Time Perturbation Observation (Ripples) Severity Notes/Actions
Time Perturbation Observation (Ripples) Severity Notes/Actions
10:15 Baseline: Upload valid 50MB DICOM to Trial #123. Full cycle completes: Associated in 2s, downloaded clean, LMS accurate (complete segmentation), report delivered in 30s. No issues. Info Screenshot workflow; baseline stable.
25:30 Input tweak: Corrupt header in zip upload (edit via hex editor). Upload scan success, but zip extraction and dicom parsing fails. No data leak. Second-order: Analyst sees no worklist task. Medium Log as perf story; test retry limits.
45:00 Download perturb: Concurrent access by two analysts (same file). Race condition! Both analysts take the task to be executed. Only one analyst sees the task on his worklist afterward. High Repro steps: [Bulleted login sequence]. Escalate to backend team—potential sync bug.
65:20 ML perturb: Add noise to slices in Horos. LMS fails to segment. Results include un-flagged low-confidence metrics—risky for clinical use. Critical Hypothesis busted: Ripples cascade to compliance violation. Propose input validation guardrails.
80:00 Report tweak: Invalid email (e.g., "test@nonexistent.com"). Distribution queues but bounces silently; customer dashboard shows "sent" status falsely. No notification. Medium UI/UX issue; add bounce webhook?

Debrief Insights

  • Wins: Uncovered 2 high-impact bugs in 90 min—faster than scripted tests for this complexity.

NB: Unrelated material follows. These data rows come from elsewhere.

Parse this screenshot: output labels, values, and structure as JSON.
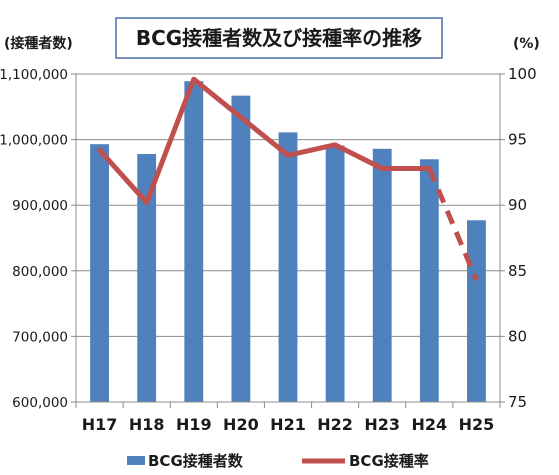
{
  "chart_data": {
    "type": "bar",
    "title": "BCG接種者数及び接種率の推移",
    "categories": [
      "H17",
      "H18",
      "H19",
      "H20",
      "H21",
      "H22",
      "H23",
      "H24",
      "H25"
    ],
    "y_left": {
      "unit_label": "(接種者数)",
      "range": [
        600000,
        1100000
      ],
      "ticks": [
        600000,
        700000,
        800000,
        900000,
        1000000,
        1100000
      ]
    },
    "y_right": {
      "unit_label": "(%)",
      "range": [
        75,
        100
      ],
      "ticks": [
        75,
        80,
        85,
        90,
        95,
        100
      ]
    },
    "grid": true,
    "legend_position": "bottom",
    "series": [
      {
        "name": "BCG接種者数",
        "type": "bar",
        "axis": "left",
        "color": "#4f81bd",
        "values": [
          993000,
          978000,
          1089000,
          1067000,
          1011000,
          991000,
          986000,
          970000,
          877000
        ]
      },
      {
        "name": "BCG接種率",
        "type": "line",
        "axis": "right",
        "color": "#c0504d",
        "values": [
          94.2,
          90.2,
          99.6,
          96.7,
          93.8,
          94.6,
          92.8,
          92.8,
          84.3
        ],
        "dashed_from_index": 7
      }
    ]
  }
}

  • Learnings: Perturbations amplified integration risks (e.g., ML sensitivity); next charter: Dive deeper into LMS perturbations.

  • Coverage Gaps: Only did LMS. No BodyComp.

  • Perturbation Rating: Model worked well; higher-order ripples (e.g., from noise) were most valuable.

This charter keeps things approximate and iterative, much like perturbation theory—start with the solvable baseline, layer in tweaks, and approximate the system's "energy landscape" (stability).